Special Operations Forces are specifically trained and equipped to conduct irregular warfare, so I can’t argue with our leadership when they propose the requirement for additional small combat and advisory teams along the Special Forces model. Neither can I quarrel with the need for additional troops who are culturally adept and comfortable working outside the conventional structures of the Army or Marine Corps. Joint Forces Command recently created a Joint Irregular Warfare Center, headed by a retired Special Operations officer (Navy SEAL), to guide their efforts in shifting general purpose force capabilities more towards a Special Operations Forces approach to fighting. The Chairman of the Joint Chiefs of Staff reinforced the necessity for more SOF-like forces when he said, "the one requirement that jumps off the page is the requirement for all services to be SOF-like--to be netted, to be much more flexible, adaptive, faster, lethal, and precise”.

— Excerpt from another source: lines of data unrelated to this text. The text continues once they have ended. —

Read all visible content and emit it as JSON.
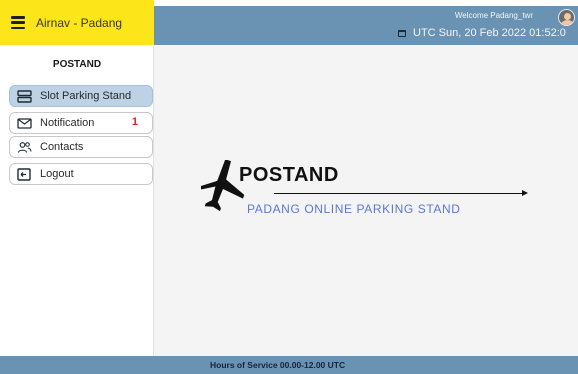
{
  "brand": {
    "name": "Airnav - Padang"
  },
  "header": {
    "welcome": "Welcome Padang_twr",
    "datetime": "UTC Sun, 20 Feb 2022 01:52:0",
    "bar_color": "#6a92b2",
    "brand_color": "#fce518"
  },
  "sidebar": {
    "title": "POSTAND",
    "items": [
      {
        "label": "Slot Parking Stand",
        "icon": "parking-slot-icon",
        "active": true
      },
      {
        "label": "Notification",
        "icon": "mail-icon",
        "badge": "1"
      },
      {
        "label": "Contacts",
        "icon": "contacts-icon"
      },
      {
        "label": "Logout",
        "icon": "logout-icon"
      }
    ]
  },
  "hero": {
    "title": "POSTAND",
    "subtitle": "PADANG ONLINE PARKING STAND",
    "icon": "airplane-icon",
    "subtitle_color": "#5b78d6"
  },
  "footer": {
    "text": "Hours of Service 00.00-12.00 UTC"
  }
}
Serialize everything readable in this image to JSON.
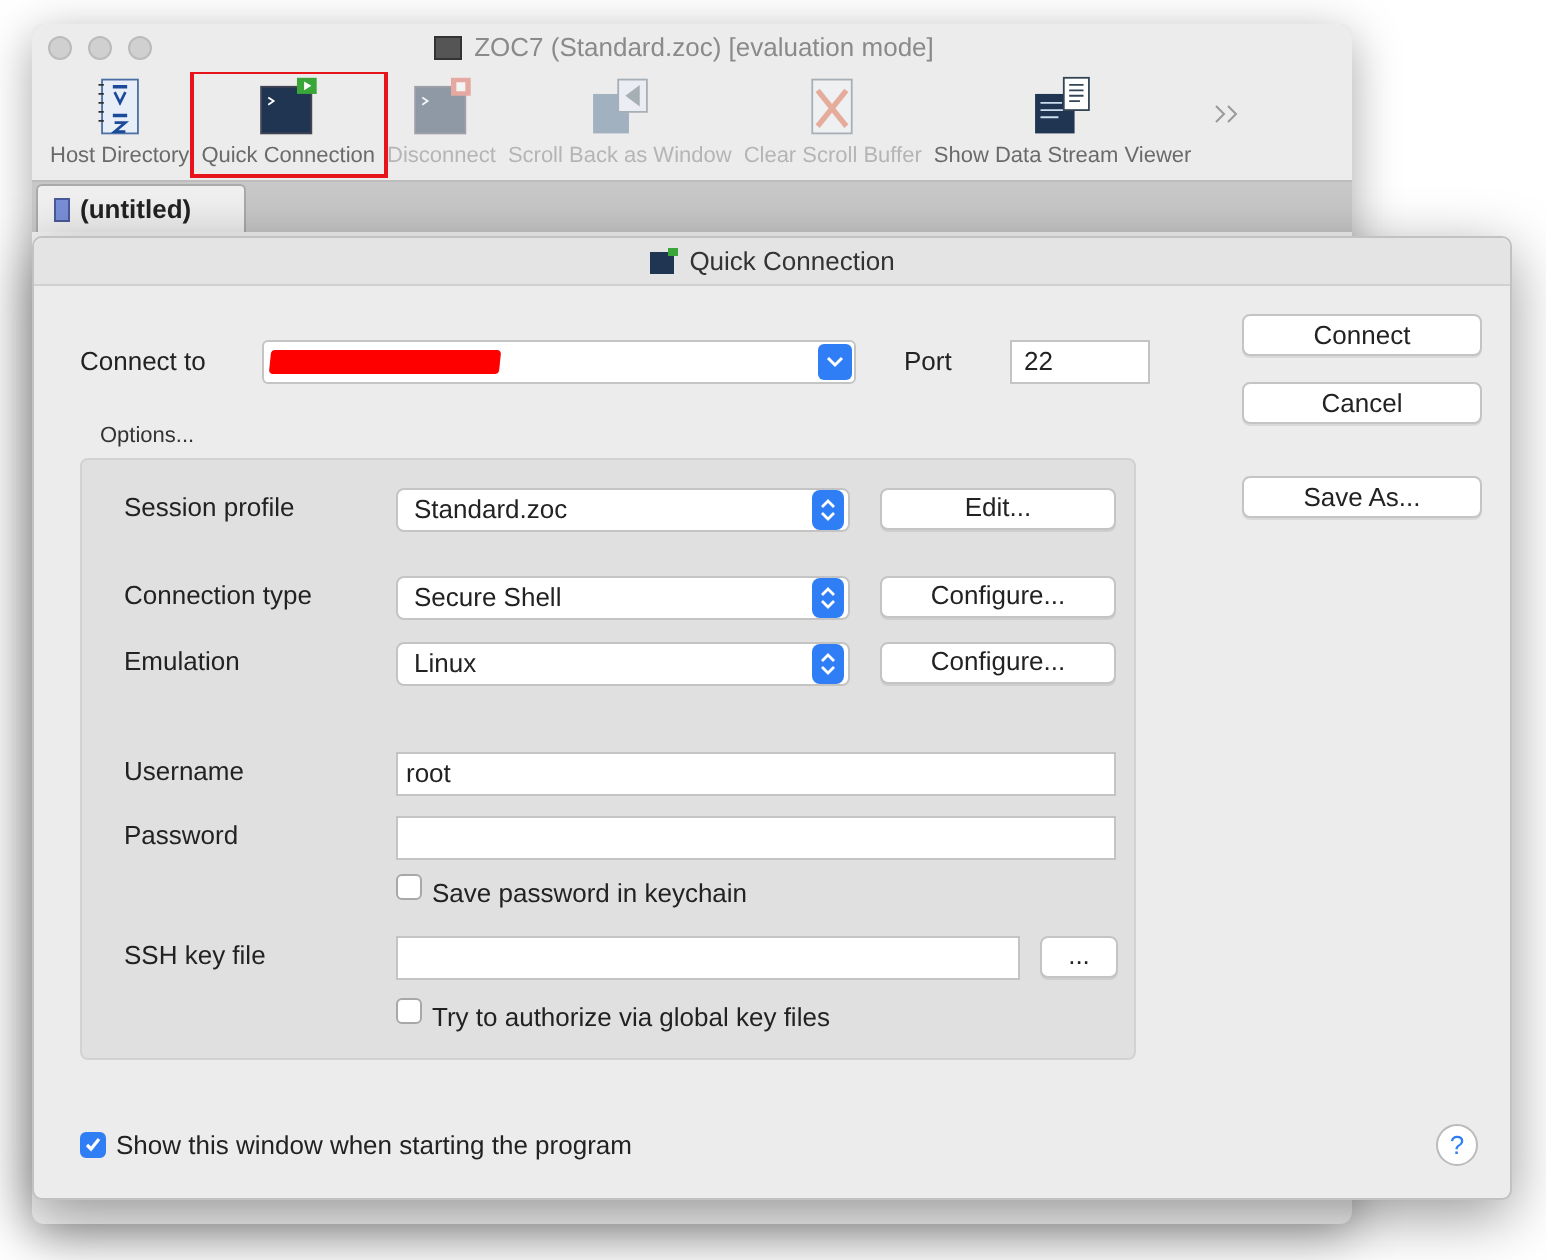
{
  "window": {
    "title": "ZOC7 (Standard.zoc) [evaluation mode]"
  },
  "toolbar": [
    {
      "label": "Host Directory",
      "kind": "directory",
      "disabled": false,
      "highlighted": false
    },
    {
      "label": "Quick Connection",
      "kind": "connect",
      "disabled": false,
      "highlighted": true
    },
    {
      "label": "Disconnect",
      "kind": "disconnect",
      "disabled": true,
      "highlighted": false
    },
    {
      "label": "Scroll Back as Window",
      "kind": "scrollback",
      "disabled": true,
      "highlighted": false
    },
    {
      "label": "Clear Scroll Buffer",
      "kind": "clear",
      "disabled": true,
      "highlighted": false
    },
    {
      "label": "Show Data Stream Viewer",
      "kind": "stream",
      "disabled": false,
      "highlighted": false
    }
  ],
  "tabs": [
    {
      "label": "(untitled)",
      "selected": true
    }
  ],
  "dialog": {
    "title": "Quick Connection",
    "connect_to": {
      "label": "Connect to",
      "redacted": true
    },
    "port": {
      "label": "Port",
      "value": "22"
    },
    "buttons": [
      {
        "label": "Connect",
        "default": false
      },
      {
        "label": "Cancel",
        "default": false
      },
      {
        "label": "Save As...",
        "default": false
      }
    ],
    "options": {
      "label": "Options...",
      "rows": [
        {
          "kind": "select",
          "label": "Session profile",
          "value": "Standard.zoc",
          "button": "Edit..."
        },
        {
          "kind": "select",
          "label": "Connection type",
          "value": "Secure Shell",
          "button": "Configure..."
        },
        {
          "kind": "select",
          "label": "Emulation",
          "value": "Linux",
          "button": "Configure..."
        },
        {
          "kind": "field",
          "label": "Username",
          "value": "root"
        },
        {
          "kind": "field",
          "label": "Password",
          "value": ""
        },
        {
          "kind": "checkbox",
          "label": "Save password in keychain",
          "checked": false
        },
        {
          "kind": "file",
          "label": "SSH key file",
          "value": "",
          "button": "..."
        },
        {
          "kind": "checkbox",
          "label": "Try to authorize via global key files",
          "checked": false
        }
      ]
    },
    "show_on_start": {
      "label": "Show this window when starting the program",
      "checked": true
    },
    "help": "?"
  }
}
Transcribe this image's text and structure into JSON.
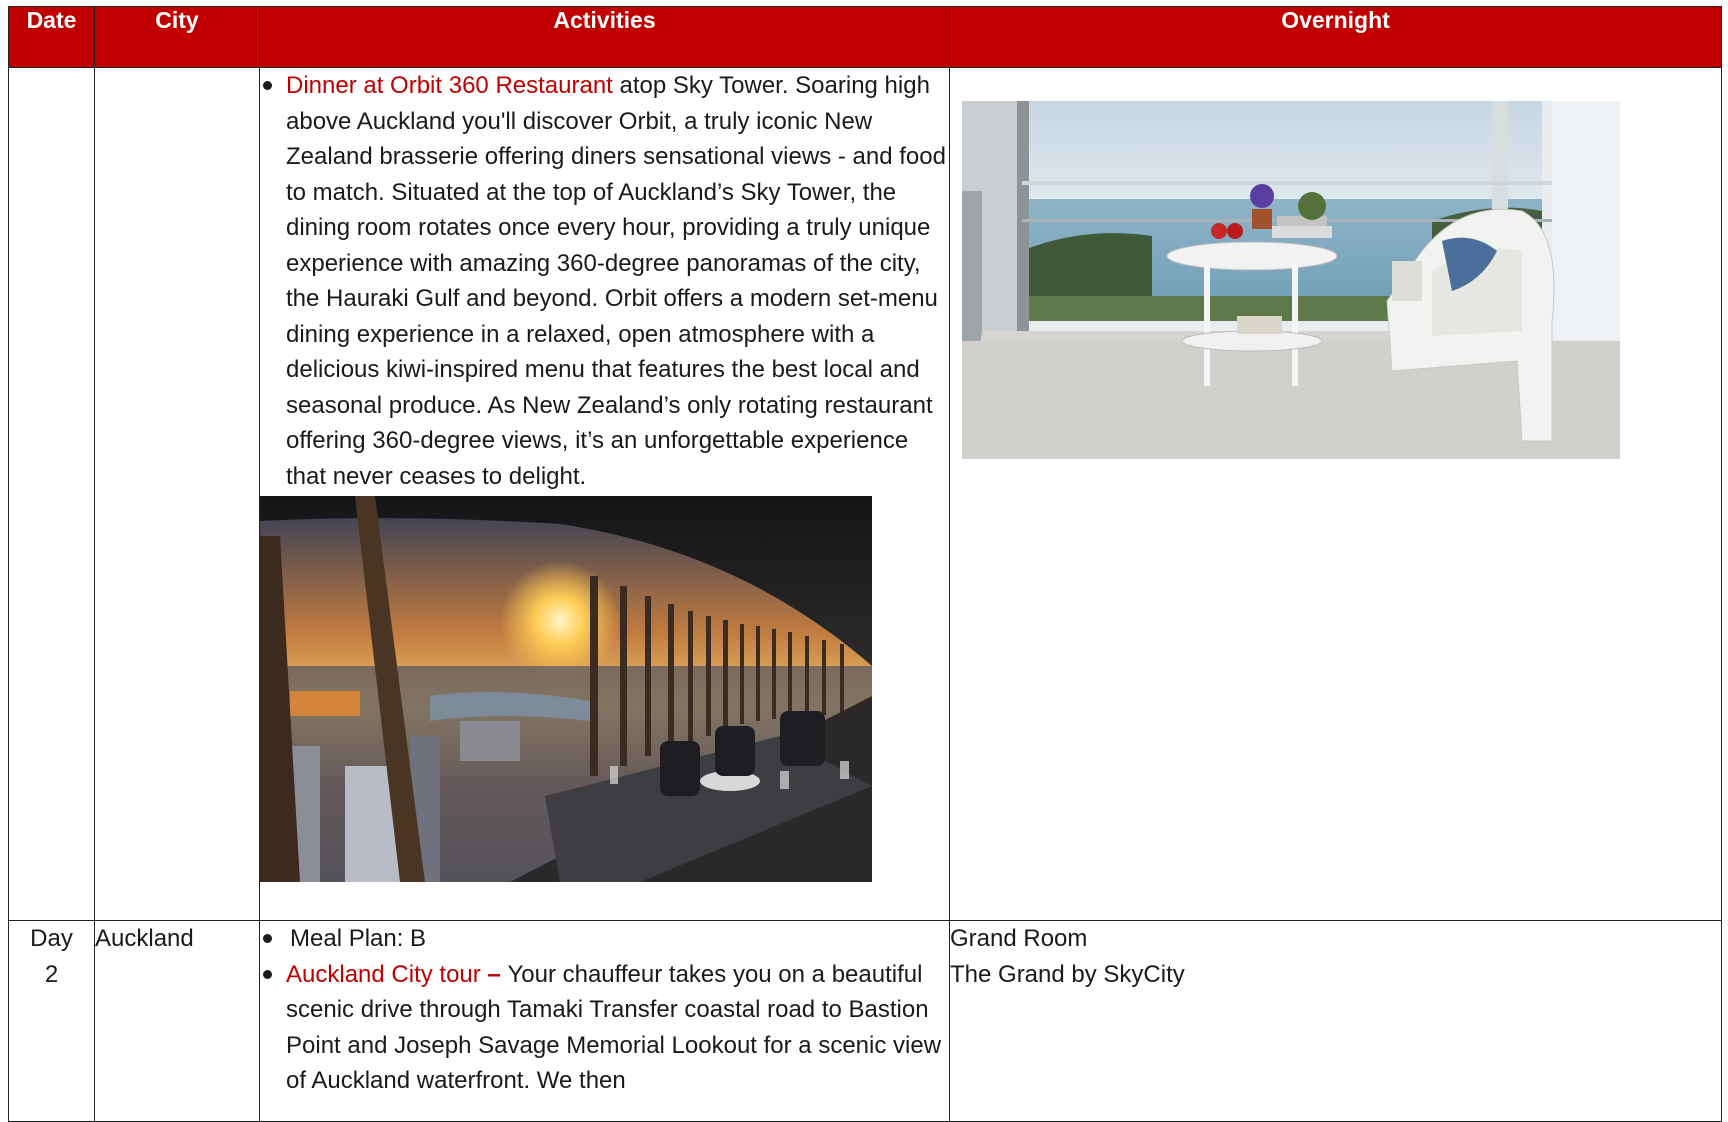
{
  "headers": {
    "date": "Date",
    "city": "City",
    "activities": "Activities",
    "overnight": "Overnight"
  },
  "row1": {
    "orbit_link": "Dinner at Orbit 360 Restaurant",
    "orbit_text": " atop Sky Tower. Soaring high above Auckland you'll discover Orbit, a truly iconic New Zealand brasserie offering diners sensational views - and food to match. Situated at the top of Auckland’s Sky Tower, the dining room rotates once every hour, providing a truly unique experience with amazing 360-degree panoramas of the city, the Hauraki Gulf and beyond. Orbit offers a modern set-menu dining experience in a relaxed, open atmosphere with a delicious kiwi-inspired menu that features the best local and seasonal produce. As New Zealand’s only rotating restaurant offering 360-degree views, it’s an unforgettable experience that never ceases to delight."
  },
  "row2": {
    "day_word": "Day",
    "day_num": "2",
    "city": "Auckland",
    "meal_plan": "Meal Plan: B",
    "tour_link": "Auckland City tour",
    "tour_dash": " – ",
    "tour_text": "Your chauffeur takes you on a beautiful scenic drive through Tamaki Transfer coastal road to Bastion Point and Joseph Savage Memorial Lookout for a scenic view of Auckland waterfront. We then",
    "room": "Grand Room",
    "hotel": "The Grand by SkyCity"
  },
  "colors": {
    "header_bg": "#c00000",
    "link": "#c00000"
  }
}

From my vantage point, that of a career Special Operations officer, I thought it would be helpful to describe the complexities associated with creating those Special Operation Forces and the unique role they are prepared to play in the execution of an American foreign policy predicated upon Global Engagement. I chose Special Forces, commonly referred to as Green Berets, as a representative example of SOF because they represent the largest single component assigned to the United States Special Operations Command.